# best place to live with 2 children



## mandol200408 (Oct 17, 2015)

hi we are looking to move to spain in the next few weeks we have 2 children and will be renting we have a bouncy castle/entertainment company in england and hopefully bring some of it over to spain the thing we are finding hard is witch area would be best for the children with school any advice would be great


----------



## DunWorkin (Sep 2, 2010)

How old are the children?


----------



## Lynn R (Feb 21, 2014)

Just to give you some idea of how many companies there are operating in the Málaga area, for example, and the prices charged for bouncy castle hire.

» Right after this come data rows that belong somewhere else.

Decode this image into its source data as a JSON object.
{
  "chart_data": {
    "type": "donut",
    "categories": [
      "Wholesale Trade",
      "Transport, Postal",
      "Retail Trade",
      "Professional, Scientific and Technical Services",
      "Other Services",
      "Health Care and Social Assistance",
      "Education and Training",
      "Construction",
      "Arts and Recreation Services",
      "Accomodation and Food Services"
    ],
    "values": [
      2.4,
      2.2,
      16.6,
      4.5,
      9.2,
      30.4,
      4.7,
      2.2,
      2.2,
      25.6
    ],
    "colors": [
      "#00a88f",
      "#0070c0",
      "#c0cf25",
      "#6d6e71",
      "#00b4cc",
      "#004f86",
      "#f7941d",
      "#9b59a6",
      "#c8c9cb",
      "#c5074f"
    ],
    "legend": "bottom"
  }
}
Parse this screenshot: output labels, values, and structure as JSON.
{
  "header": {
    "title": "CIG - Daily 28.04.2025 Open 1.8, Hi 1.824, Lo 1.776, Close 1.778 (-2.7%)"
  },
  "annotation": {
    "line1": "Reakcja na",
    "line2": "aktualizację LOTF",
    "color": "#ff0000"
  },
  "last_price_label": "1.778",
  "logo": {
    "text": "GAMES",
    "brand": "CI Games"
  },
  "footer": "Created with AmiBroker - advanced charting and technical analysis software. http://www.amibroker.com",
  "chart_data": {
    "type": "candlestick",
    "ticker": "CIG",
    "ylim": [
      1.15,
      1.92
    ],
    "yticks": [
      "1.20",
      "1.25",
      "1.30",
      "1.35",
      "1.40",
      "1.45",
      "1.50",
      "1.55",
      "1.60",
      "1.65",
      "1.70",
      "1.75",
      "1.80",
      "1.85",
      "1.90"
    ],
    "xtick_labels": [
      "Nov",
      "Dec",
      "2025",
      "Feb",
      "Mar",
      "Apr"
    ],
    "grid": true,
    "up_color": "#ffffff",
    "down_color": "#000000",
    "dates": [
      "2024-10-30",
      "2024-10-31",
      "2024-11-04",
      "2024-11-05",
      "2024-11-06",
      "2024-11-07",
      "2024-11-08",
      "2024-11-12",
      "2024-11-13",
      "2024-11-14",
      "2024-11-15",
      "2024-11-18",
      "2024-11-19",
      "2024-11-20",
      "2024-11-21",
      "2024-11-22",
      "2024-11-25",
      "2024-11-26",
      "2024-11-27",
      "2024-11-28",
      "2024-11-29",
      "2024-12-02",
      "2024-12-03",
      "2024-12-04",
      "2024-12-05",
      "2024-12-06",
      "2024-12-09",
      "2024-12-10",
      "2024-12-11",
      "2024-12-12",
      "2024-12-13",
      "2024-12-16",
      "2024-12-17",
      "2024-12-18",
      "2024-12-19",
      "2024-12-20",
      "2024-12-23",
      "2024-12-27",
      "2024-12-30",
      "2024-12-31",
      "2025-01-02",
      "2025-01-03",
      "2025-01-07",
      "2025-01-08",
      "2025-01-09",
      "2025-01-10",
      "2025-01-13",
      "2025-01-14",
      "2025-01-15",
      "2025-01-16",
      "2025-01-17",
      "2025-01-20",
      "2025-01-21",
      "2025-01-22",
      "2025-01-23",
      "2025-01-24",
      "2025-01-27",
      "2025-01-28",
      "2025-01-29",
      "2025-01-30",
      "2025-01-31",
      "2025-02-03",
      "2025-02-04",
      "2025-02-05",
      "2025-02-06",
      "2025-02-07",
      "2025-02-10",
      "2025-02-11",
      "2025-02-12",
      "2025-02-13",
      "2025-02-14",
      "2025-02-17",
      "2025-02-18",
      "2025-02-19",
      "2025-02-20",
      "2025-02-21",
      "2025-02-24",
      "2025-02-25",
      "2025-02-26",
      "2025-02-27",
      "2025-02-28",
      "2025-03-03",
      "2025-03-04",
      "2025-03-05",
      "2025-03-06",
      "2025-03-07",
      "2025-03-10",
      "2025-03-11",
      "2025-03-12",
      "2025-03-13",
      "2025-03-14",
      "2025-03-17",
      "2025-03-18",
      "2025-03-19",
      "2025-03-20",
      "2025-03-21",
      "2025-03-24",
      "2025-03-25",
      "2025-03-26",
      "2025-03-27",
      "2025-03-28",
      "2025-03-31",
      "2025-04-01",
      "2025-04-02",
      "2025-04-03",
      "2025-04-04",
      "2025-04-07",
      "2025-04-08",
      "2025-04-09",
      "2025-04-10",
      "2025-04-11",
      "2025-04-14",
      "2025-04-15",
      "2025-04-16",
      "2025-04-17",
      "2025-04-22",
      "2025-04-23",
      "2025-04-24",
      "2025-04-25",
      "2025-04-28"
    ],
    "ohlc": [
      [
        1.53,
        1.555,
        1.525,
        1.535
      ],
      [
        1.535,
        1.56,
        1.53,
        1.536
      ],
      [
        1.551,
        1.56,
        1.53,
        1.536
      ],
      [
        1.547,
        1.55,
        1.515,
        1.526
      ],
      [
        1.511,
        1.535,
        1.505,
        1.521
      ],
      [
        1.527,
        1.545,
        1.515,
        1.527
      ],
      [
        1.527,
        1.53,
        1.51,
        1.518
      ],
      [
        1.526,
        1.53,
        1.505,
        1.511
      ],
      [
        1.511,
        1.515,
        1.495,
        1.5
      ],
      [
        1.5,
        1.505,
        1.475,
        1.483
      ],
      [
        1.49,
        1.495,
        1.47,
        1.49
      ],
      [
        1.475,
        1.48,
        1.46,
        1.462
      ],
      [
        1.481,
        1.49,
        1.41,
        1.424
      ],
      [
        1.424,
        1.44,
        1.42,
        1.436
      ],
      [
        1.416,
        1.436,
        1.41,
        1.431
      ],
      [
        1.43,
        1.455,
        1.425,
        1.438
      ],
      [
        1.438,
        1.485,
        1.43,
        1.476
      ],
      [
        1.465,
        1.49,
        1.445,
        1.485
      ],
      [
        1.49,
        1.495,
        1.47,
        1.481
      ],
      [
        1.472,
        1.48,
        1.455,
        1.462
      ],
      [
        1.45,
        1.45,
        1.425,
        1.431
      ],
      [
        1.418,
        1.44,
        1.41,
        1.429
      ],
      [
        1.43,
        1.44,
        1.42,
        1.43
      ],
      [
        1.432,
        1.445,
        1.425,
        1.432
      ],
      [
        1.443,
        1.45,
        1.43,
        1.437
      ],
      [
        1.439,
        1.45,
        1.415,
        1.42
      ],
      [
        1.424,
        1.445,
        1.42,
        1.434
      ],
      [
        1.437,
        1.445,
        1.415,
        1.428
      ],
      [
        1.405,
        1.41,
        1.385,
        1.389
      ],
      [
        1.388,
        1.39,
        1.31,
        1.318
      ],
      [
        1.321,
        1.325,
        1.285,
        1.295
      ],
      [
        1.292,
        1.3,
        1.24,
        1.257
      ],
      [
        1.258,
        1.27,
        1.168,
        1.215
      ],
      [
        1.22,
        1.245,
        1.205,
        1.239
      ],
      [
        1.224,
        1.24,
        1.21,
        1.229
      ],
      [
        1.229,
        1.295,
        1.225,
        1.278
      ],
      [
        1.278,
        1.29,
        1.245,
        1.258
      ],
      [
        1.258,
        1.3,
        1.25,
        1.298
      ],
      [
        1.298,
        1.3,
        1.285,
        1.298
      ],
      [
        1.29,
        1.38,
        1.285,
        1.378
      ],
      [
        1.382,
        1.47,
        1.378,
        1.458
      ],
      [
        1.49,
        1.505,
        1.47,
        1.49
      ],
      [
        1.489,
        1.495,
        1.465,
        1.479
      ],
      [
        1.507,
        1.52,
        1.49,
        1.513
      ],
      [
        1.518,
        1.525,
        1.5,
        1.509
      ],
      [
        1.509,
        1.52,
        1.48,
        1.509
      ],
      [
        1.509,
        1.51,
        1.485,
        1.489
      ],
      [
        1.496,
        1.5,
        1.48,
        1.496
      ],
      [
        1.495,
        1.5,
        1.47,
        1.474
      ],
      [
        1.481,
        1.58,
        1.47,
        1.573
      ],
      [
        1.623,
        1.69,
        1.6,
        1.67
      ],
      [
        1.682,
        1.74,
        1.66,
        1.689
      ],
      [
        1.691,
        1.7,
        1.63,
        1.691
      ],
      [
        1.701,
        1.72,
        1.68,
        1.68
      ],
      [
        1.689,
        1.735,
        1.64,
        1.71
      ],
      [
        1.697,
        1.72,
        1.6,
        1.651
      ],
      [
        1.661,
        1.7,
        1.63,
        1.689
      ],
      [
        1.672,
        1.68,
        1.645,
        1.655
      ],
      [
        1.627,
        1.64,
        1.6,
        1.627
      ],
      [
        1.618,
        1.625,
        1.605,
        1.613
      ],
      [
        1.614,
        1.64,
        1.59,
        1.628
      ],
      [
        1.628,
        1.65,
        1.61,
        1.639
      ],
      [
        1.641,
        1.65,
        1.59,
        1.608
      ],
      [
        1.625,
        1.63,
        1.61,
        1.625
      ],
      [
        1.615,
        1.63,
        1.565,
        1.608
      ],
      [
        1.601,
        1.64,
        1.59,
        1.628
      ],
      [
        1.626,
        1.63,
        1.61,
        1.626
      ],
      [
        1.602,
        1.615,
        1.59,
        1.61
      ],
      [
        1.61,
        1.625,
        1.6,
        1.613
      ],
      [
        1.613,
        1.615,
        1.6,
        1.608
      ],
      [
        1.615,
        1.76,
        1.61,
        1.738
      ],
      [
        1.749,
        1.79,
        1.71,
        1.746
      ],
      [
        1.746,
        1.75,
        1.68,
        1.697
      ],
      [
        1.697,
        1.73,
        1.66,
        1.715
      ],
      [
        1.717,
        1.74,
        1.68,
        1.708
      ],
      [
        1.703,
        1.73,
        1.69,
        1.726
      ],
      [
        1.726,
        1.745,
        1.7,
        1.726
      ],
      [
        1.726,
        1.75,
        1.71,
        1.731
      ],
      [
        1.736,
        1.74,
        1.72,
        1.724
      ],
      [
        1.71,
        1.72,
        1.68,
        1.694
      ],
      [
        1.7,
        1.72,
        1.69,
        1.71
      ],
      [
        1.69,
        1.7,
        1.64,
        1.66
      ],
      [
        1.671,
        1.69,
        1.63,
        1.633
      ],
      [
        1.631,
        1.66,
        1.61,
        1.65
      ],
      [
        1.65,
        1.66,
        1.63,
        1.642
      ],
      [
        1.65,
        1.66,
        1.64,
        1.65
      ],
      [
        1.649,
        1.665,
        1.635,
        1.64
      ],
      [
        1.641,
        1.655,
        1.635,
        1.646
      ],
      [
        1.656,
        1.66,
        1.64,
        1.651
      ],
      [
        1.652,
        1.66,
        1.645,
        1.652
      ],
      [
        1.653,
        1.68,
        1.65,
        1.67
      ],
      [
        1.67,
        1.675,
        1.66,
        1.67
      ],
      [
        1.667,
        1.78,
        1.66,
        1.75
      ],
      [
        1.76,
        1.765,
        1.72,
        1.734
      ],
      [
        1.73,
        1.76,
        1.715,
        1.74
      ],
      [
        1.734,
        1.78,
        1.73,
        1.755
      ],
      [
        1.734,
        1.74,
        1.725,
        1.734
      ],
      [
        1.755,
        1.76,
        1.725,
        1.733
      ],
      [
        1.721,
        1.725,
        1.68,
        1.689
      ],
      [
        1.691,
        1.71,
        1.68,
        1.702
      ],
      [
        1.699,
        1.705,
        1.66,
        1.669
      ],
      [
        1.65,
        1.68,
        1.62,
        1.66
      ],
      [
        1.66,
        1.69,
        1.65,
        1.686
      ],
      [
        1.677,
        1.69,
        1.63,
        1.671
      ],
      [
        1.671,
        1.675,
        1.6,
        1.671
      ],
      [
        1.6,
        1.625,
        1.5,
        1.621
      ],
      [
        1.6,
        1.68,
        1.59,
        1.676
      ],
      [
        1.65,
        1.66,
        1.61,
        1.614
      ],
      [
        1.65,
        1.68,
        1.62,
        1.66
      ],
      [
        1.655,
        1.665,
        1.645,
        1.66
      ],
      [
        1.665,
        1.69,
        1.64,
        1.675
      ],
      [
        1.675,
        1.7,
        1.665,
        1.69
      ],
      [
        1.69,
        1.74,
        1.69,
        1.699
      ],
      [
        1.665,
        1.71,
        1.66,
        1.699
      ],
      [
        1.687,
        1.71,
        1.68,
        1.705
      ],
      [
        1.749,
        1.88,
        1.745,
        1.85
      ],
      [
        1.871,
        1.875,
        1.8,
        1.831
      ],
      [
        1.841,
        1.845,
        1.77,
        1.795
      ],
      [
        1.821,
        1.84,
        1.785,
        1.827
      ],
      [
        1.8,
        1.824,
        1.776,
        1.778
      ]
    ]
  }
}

https://www.google.es/webhp?sourcei...espv=2&ie=UTF-8#q=castillos hinchables malaga


----------



## Pesky Wesky (May 10, 2009)

mandol200408 said:


> hi we are looking to move to spain in the next few weeks we have 2 children and will be renting we have a bouncy castle/entertainment company in england and hopefully bring some of it over to spain the thing we are finding hard is witch area would be best for the children with school any advice would be great


How old are the children?
If they are 3 and 5 for example it won't matter much where you go because they will learn the language without too many problems. The parents are usually the ones left struggling in these cases! 
If you need to work then you'll probably need to establish where you can set up your business and what that involves in terms of licences, cost, continuity etc, and finding out whether it is actually feasible before you move over lock stock and barrel.
The local town halls are the usual places for this kind of info. Unless you speak advanced Spanish you may want to approach one that has a department for foreigners where there might be someone who speaks English and that wipes out almost all of them, but here are some along the Costa del Sol. I've just found this article about them
town halls. Surinenglish.com
On the right hand side there's a list of all the town halls that have a foreigners dept. This is *an old article* but it can serve as a starting point


----------



## ccm47 (Oct 15, 2013)

No one school is best for all children, nor sadly, is one teacher! So even though I am an ex teacher I would discount this as part of my search criteria for a province. I'd look for a school that has a better than satisfactory rating once I'd settled on a general area, then rent near it.

Following the search criteria already given I looked up Barcelona and Zaragoza, there are already 2 or 3 companies around each of the cities, renting castles out at around €50 a day! You already know the costs involved in transporting, erecting, and maintaining them. So deducting these costs, how much profit does that leave?

More importantly who would be your customers?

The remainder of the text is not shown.